Namun selama ini, aku nyaris tidak pernah menyesali keputusanku, karena sebelaum mengambil keputusan, aku terlebih dahulu mempertimbangkan baik buruknya dan selalu menggunakan fikiran yang jernih. Itulah yang kemudian melatari keputusanku untuk menjatuhkan 'talak tiga' terhadap benda bernama rokok ini.
Ada beberapa prinsip yang menjadi pertimbanganku sebelum memutuskan untuk berhenti total dari merokok. Pertama, aku tidak ingin sampai ada dokter yang memperingatkan atau melarangku merokok.
Kedua, harga rokok yang terus melonjak, menjadi pertimbangan ekonomisku, nggak mungkin lah aku membuang-buang uang dalam nominal besar hanya untuk 'asap'.

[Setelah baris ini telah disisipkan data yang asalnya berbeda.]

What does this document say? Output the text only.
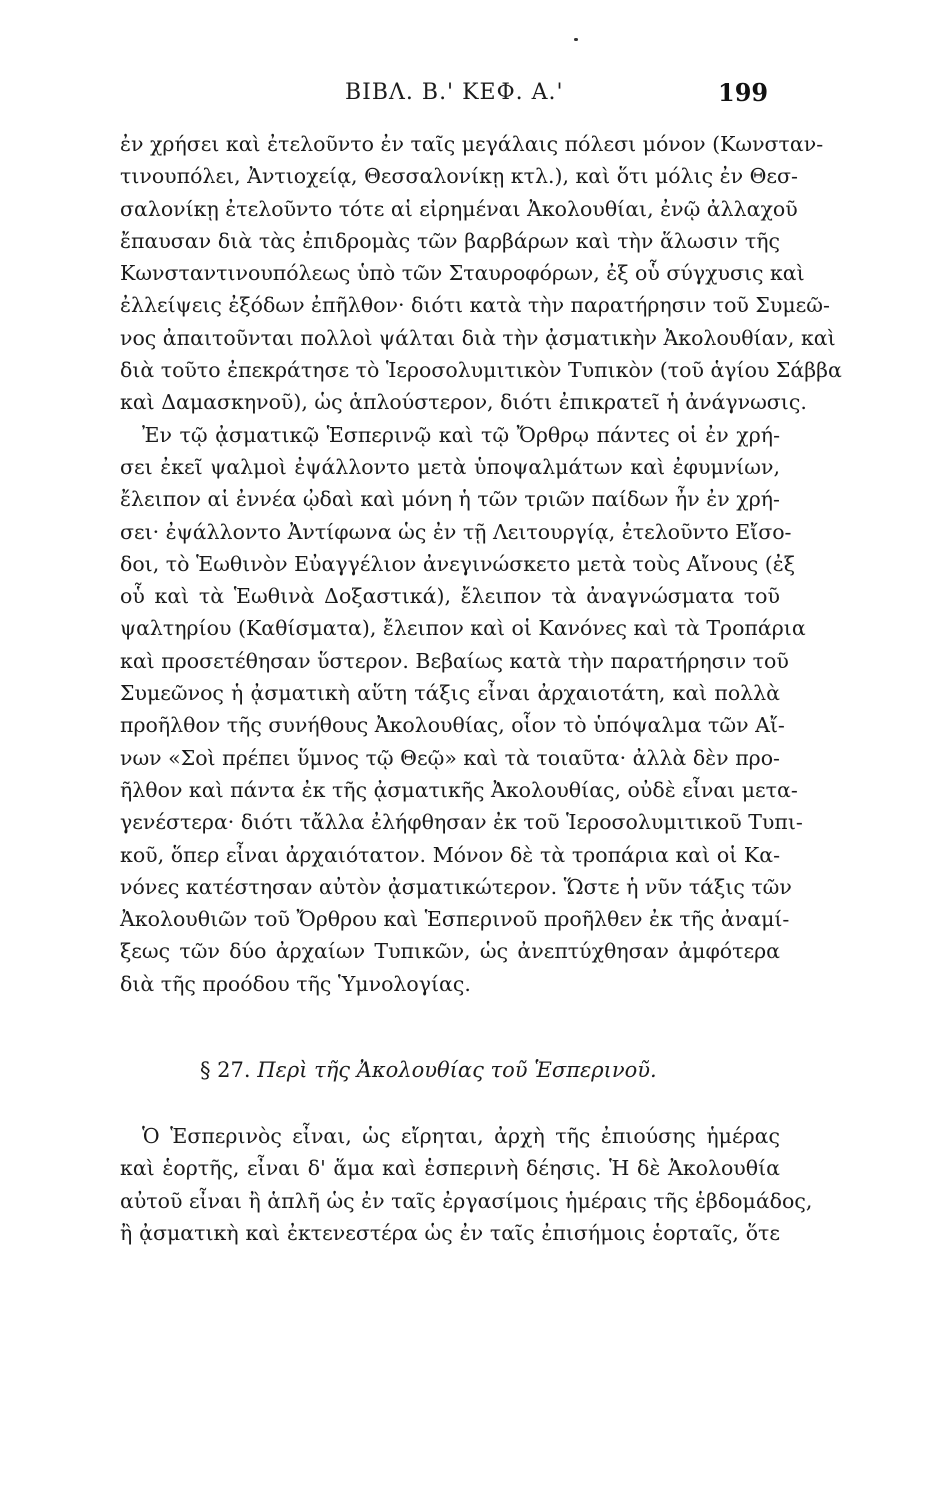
ΒΙΒΛ. Β.' ΚΕΦ. Α.'	199
ἐν χρήσει καὶ ἐτελοῦντο ἐν ταῖς μεγάλαις πόλεσι μόνον (Κωνσταν-
τινουπόλει, Ἀντιοχείᾳ, Θεσσαλονίκῃ κτλ.), καὶ ὅτι μόλις ἐν Θεσ-
σαλονίκῃ ἐτελοῦντο τότε αἱ εἰρημέναι Ἀκολουθίαι, ἐνῷ ἀλλαχοῦ
ἔπαυσαν διὰ τὰς ἐπιδρομὰς τῶν βαρβάρων καὶ τὴν ἅλωσιν τῆς
Κωνσταντινουπόλεως ὑπὸ τῶν Σταυροφόρων, ἐξ οὗ σύγχυσις καὶ
ἐλλείψεις ἐξόδων ἐπῆλθον· διότι κατὰ τὴν παρατήρησιν τοῦ Συμεῶ-
νος ἀπαιτοῦνται πολλοὶ ψάλται διὰ τὴν ᾀσματικὴν Ἀκολουθίαν, καὶ
διὰ τοῦτο ἐπεκράτησε τὸ Ἱεροσολυμιτικὸν Τυπικὸν (τοῦ ἁγίου Σάββα
καὶ Δαμασκηνοῦ), ὡς ἁπλούστερον, διότι ἐπικρατεῖ ἡ ἀνάγνωσις.
Ἐν τῷ ᾀσματικῷ Ἑσπερινῷ καὶ τῷ Ὄρθρῳ πάντες οἱ ἐν χρή-
σει ἐκεῖ ψαλμοὶ ἐψάλλοντο μετὰ ὑποψαλμάτων καὶ ἐφυμνίων,
ἔλειπον αἱ ἐννέα ᾠδαὶ καὶ μόνη ἡ τῶν τριῶν παίδων ἦν ἐν χρή-
σει· ἐψάλλοντο Ἀντίφωνα ὡς ἐν τῇ Λειτουργίᾳ, ἐτελοῦντο Εἴσο-
δοι, τὸ Ἑωθινὸν Εὐαγγέλιον ἀνεγινώσκετο μετὰ τοὺς Αἴνους (ἐξ
οὗ καὶ τὰ Ἑωθινὰ Δοξαστικά), ἔλειπον τὰ ἀναγνώσματα τοῦ
ψαλτηρίου (Καθίσματα), ἔλειπον καὶ οἱ Κανόνες καὶ τὰ Τροπάρια
καὶ προσετέθησαν ὕστερον. Βεβαίως κατὰ τὴν παρατήρησιν τοῦ
Συμεῶνος ἡ ᾀσματικὴ αὕτη τάξις εἶναι ἀρχαιοτάτη, καὶ πολλὰ
προῆλθον τῆς συνήθους Ἀκολουθίας, οἷον τὸ ὑπόψαλμα τῶν Αἴ-
νων «Σοὶ πρέπει ὕμνος τῷ Θεῷ» καὶ τὰ τοιαῦτα· ἀλλὰ δὲν προ-
ῆλθον καὶ πάντα ἐκ τῆς ᾀσματικῆς Ἀκολουθίας, οὐδὲ εἶναι μετα-
γενέστερα· διότι τἄλλα ἐλήφθησαν ἐκ τοῦ Ἱεροσολυμιτικοῦ Τυπι-
κοῦ, ὅπερ εἶναι ἀρχαιότατον. Μόνον δὲ τὰ τροπάρια καὶ οἱ Κα-
νόνες κατέστησαν αὐτὸν ᾀσματικώτερον. Ὥστε ἡ νῦν τάξις τῶν
Ἀκολουθιῶν τοῦ Ὄρθρου καὶ Ἑσπερινοῦ προῆλθεν ἐκ τῆς ἀναμί-
ξεως τῶν δύο ἀρχαίων Τυπικῶν, ὡς ἀνεπτύχθησαν ἀμφότερα
διὰ τῆς προόδου τῆς Ὑμνολογίας.
§ 27. Περὶ τῆς Ἀκολουθίας τοῦ Ἑσπερινοῦ.
Ὁ Ἑσπερινὸς εἶναι, ὡς εἴρηται, ἀρχὴ τῆς ἐπιούσης ἡμέρας
καὶ ἑορτῆς, εἶναι δ' ἅμα καὶ ἑσπερινὴ δέησις. Ἡ δὲ Ἀκολουθία
αὐτοῦ εἶναι ἢ ἁπλῆ ὡς ἐν ταῖς ἐργασίμοις ἡμέραις τῆς ἑβδομάδος,
ἢ ᾀσματικὴ καὶ ἐκτενεστέρα ὡς ἐν ταῖς ἐπισήμοις ἑορταῖς, ὅτε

Ketiga, saat ini aku sudah memiliki seorang cucu yang masih berumur balita, tentu tidak baik bagi kesehatannya, bercengkerama dengannya sambil merokok, dan harga rokok bisa untuk 'mensubsidi' jajan dan susu bubuknya.

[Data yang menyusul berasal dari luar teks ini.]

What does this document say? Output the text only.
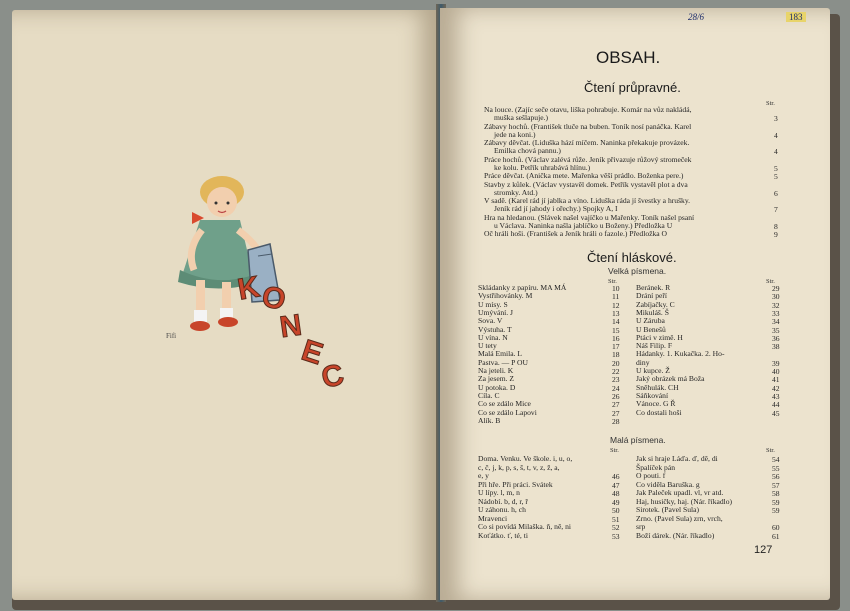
Fifi
K
O
N
E
C
28/6	183
OBSAH.
Čtení průpravné.
Str.
Na louce. (Zajíc seče otavu, liška pohrabuje. Komár na vůz nakládá,
muška sešlapuje.)	3
Zábavy hochů. (František tluče na buben. Toník nosí panáčka. Karel
jede na koni.)	4
Zábavy děvčat. (Liduška hází míčem. Naninka překakuje provázek.
Emilka chová pannu.)	4
Práce hochů. (Václav zalévá růže. Jeník přivazuje růžový stromeček
ke kolu. Petřík uhrabává hlínu.)	5
Práce děvčat. (Anička mete. Mařenka věší prádlo. Boženka pere.)	5
Stavby z kůlek. (Václav vystavěl domek. Petřík vystavěl plot a dva
stromky. Atd.)	6
V sadě. (Karel rád jí jablka a víno. Liduška ráda jí švestky a hrušky.
Jeník rád jí jahody i ořechy.) Spojky A, I	7
Hra na hledanou. (Slávek našel vajíčko u Mařenky. Toník našel psaní
u Václava. Naninka našla jablíčko u Boženy.) Předložka U	8
Oč hráli hoši. (František a Jeník hráli o fazole.) Předložka O	9
Čtení hláskové.
Velká písmena.
Str.	Str.
Skládanky z papíru. MA MÁ	10
Vystřihovánky. M	11
U mísy. S	12
Umývání. J	13
Sova. V	14
Výstuha. T	15
U vína. N	16
U tety	17
Malá Emila. L	18
Pastva. — P OU	20
Na jeteli. K	22
Za jesem. Z	23
U potoka. D	24
Cíla. C	26
Co se zdálo Mice	27
Co se zdálo Lapovi	27
Alík. B	28
Beránek. R	29
Drání peří	30
Zabíjačky. C	32
Mikuláš. Š	33
U Záruba	34
U Benešů	35
Ptáci v zimě. H	36
Náš Filip. F	38
Hádanky. 1. Kukačka. 2. Ho-
diny	39
U kupce. Ž	40
Jaký obrázek má Boža	41
Sněhulák. CH	42
Sáňkování	43
Vánoce. G Ř	44
Co dostali hoši	45
Malá písmena.
Str.	Str.
Doma. Venku. Ve škole. i, u, o,
c, č, j, k, p, s, š, t, v, z, ž, a,
e, y	46
Při hře. Při práci. Svátek	47
U lípy. l, m, n	48
Nádobí. b, d, r, ř	49
U záhonu. h, ch	50
Mravenci	51
Co si povídá Milaška. ň, ně, ni	52
Koťátko. ť, té, ti	53
Jak si hraje Láďa. ď, dě, di	54
Špalíček pán	55
O pouti. f	56
Co viděla Baruška. g	57
Jak Paleček upadl. vl, vr atd.	58
Haj, husičky, haj. (Nár. říkadlo)	59
Sirotek. (Pavel Sula)	59
Zrno. (Pavel Sula) zrn, vrch,
srp	60
Boží dárek. (Nár. říkadlo)	61
127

Dan yang terakhir, aku merasa dengan berhenti merokok, kondisi kesehatanku akan lebih baik dan daya tahn tubuhku akan lebih kuat, meski yang terakhir ini bukan pertimbangan utama.
Akhir tahun 2019 adalah waktu yang sudah kupersiapkan untuk 'mengeksekusi' keputusanku. Sampai tanggal 31 Desember 2019 jam 23.00, aku masih sempat menghabiskan tiga bungkus rokok kesukaanku.
Sebelum lonceng pergantian tahun baru 2020 berbunyi, sudah kubulatkan tekad untuk 'menceraikan' rokok dari kehidupanku. Kok bisa? Ya bisa lah, untuk mengeksekusi keputusan ini, aku memakai falsafah puasa wajib, hari ini kita masih leluasa makan minum tapi besooknya kita bisa stop total makan dan minum, dan ternyata falsafah itu terbukti manjur untuk diterapkan.
Teman-teman yang biasa melihatku sebagai perokok aktif yang nyaris seperti 'kereta api', seperti kubuat terkejut dengan keputusan ini. Dalam sebulan dua bulan pertama, sepertinya mereka belum yakin akan keputusanku ini. Inilah yang semakin mebulatkan tekadku untuk 'memutus silaturrahmi' dengan tembakau berbalut kertas sigaret ini.
Sebagai 'penguji keimanan' terhadap keputusanku ini, aku sengaja menyimpan sebungkus rokok di atas pintu masuk rumahku, tapi Alhamdulillah, jangankan untuk membuka dan mengisap isinya, menyentuh dan melihatnya pun aku sudah tidak tertarik lagi.